For the more astute of my readers, you may have realized that this isn't exactly a rule. Quite true, but that is only because there is far to much to say about this topic and it is far easier to just lump them all under one category then trying to write about them individually.

These games have, in their relatively short existence become the ubiquitous party video game. Is there a party? Is one of these games available? Then it, almost without fail, will be played. And if the person also has the microphone and drum set then the temptation to play this glorified version of Simon becomes far to great for the collective presence of the party to ignore.

It being New Year's Eve, alcohol, by law, must be available. So it will not be long before these two things are brought together into what, for the observer at least, becomes one of the most inadvertently hilarious events at a party. There is the obvious lure of seeing someone who can play any song on expert while blindfolded slowly degenerating into someone who suddenly makes your utter lack of talent at the game seem normal. As the expert player slowly begins to have to lower the difficulty setting to keep up with there increasing blood alcohol level, the game actually becomes both more hilarious for those watching and also grants the novice a chance to play alongside their betters at the game without looking quite as bad at it as they truly are. And as many of us have had the unfortunate chance to see, humans are spiteful little critters and to see their 'betters' fall to their level (even if just for a bit) makes far too many bipeds cackle with evil glee.
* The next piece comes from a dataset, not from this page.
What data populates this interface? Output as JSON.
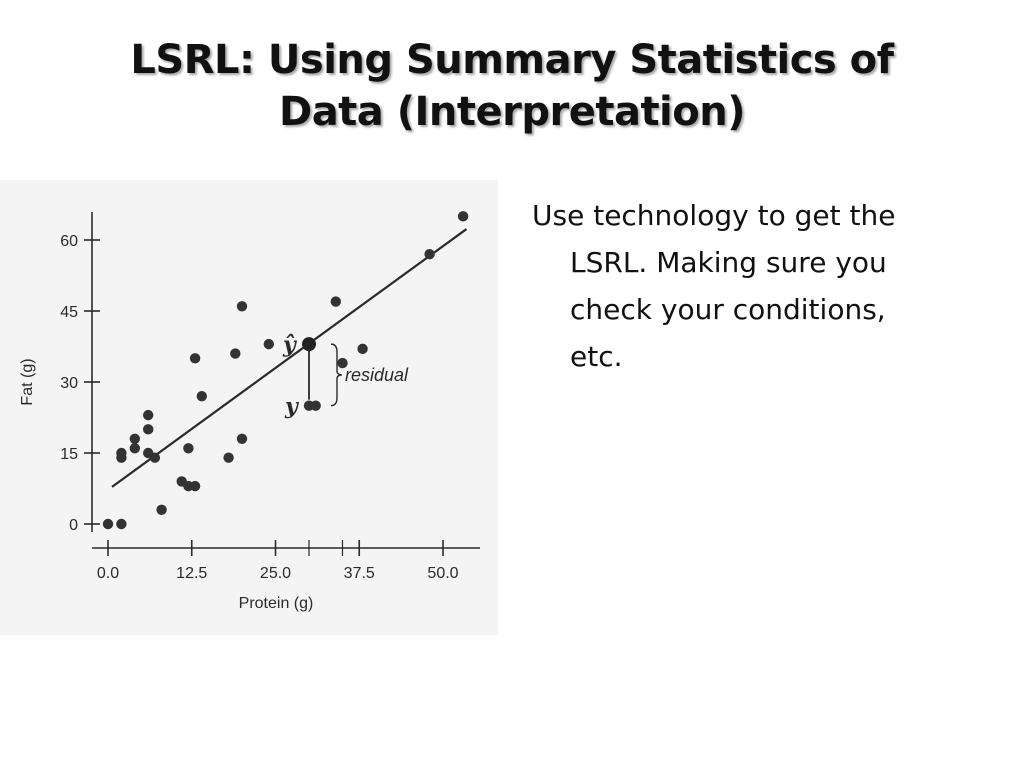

So in a matter of hours, a simple game of matching beats with pretty colors suddenly becomes a lesson in humanities malicious side. If this were not bad enough, those who get far to into the game begin to display another darker trait of our species, addiction. In this case to, what in all actuality, is a rather silly thing. It is not common to see someone who feels they are in 'the zone' to ignore everything else around them, including the fact that they came here with a loved one whom they promptly left to fend for themselves. All over the chance to give themselves carpal tunnel syndrome and imagine that they can actually play a real instrument.

But despite these evils, the Siren call of this game can almost never be resisted. And as the collective level of inebriation of the part increases, even these darker aspects become almost completely ignored. In fact soon it becomes almost mandatory to begin laughing at the absurd actions of those playing the game. Once this point has finally been reached, we find that we have come full circle and are once again back to the point of it just being a game to be enjoyed instead of some sort of serious test of skill.

It is usually about this time that the few people who are not putting their livers through hell suddenly realize "wait, everyone else is too drunk to really care what goes on, I can act like a complete fool and not only get away with it but shall become more liked by everyone because of it!". It is at this point that you shall see a person loose their last bits of inhibition (and actually not because of alcohol) and begin throwing in random kicks, fist pumps and otherwise acting like they are The Guitar Hero. These actions are further encouraged by their intoxicated comrades and soon one of the most hilarious synergies is formed and once again the world is made right be a bunch of humans making utter fools of themselves and loving every minute of it. Oh, and apparently it is perfectly alright to fight over who gets to sing Spider-Man by the Ramones.

#3 Explosions are amazing.

Now this one should be so obvious as to not even need further considering. The rule itself could very well be the end all and be all of this part. Except I had a chance to bear witness to something that proves just how much we humans like our booms.

A friend of mine decided to try and make a firework on his own. In the end, its incredibly simple construction led to it being little more then a gun powder bomb, yet we watched with a childish glee as it blackened the yard with its explosive goodness. Granted this was probably one of the least safe aspects of the entire night, but that is part of its allure. It represents humanities taming of such a destructive force and turning it into a source of mindless giggles.